(Reuters) - The U.S. Supreme Court on Tuesday threw out a lower court order requiring a South Carolina couple to turn over a young girl they had raised since birth to her biological father simply because he was an American Indian.
By a 5-4 vote, the court ruled in favor of Matt and Melanie Capobianco, who had been caring for the girl they named Veronica until a family court ordered them to turn her over to her biological father Dusten Brown, a member of the Cherokee Nation.
Brown had argued that the Indian Child Welfare Act of 1978, intended to curb practices that caused many Native American children to be separated from their families, entitled him to custody of the girl, who was 3/256th Cherokee.
He took custody at the end of 2011 when the girl was just over 2 years old, and South Carolina's highest court later upheld his custody.
But conservative Justice Samuel Alito, writing for the Supreme Court majority, concluded that the law did not bar the termination of Brown's parental rights.

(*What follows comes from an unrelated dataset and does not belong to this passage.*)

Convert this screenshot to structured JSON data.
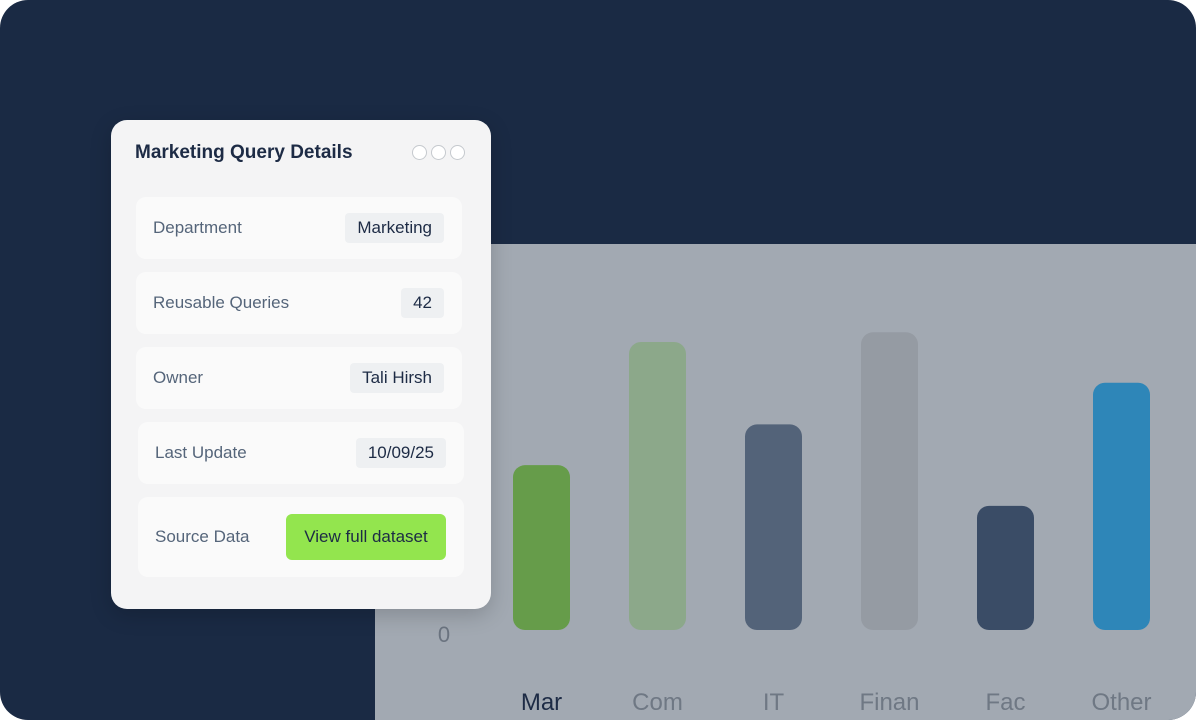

"Under the State Supreme Court's reading," Alito wrote, "a biological Indian father could abandon his child in utero and refuse any support for the birth mother ... and then could play his ICWA trump card at the eleventh hour to override the mother's decision and the child's best interests," Alito wrote. "If this were possible, many prospective adoptive parents would surely pause before adopting any child who might possibly qualify as an Indian under the ICWA."
The Supreme Court did not grant the couple an adoption, but threw out the South Carolina court decisions awarding custody to the father.
The court returned the case to the South Carolina state courts for further proceedings.
The case is Adoptive Couple v. Baby Girl et al, U.S. Supreme Court, No. 12-399.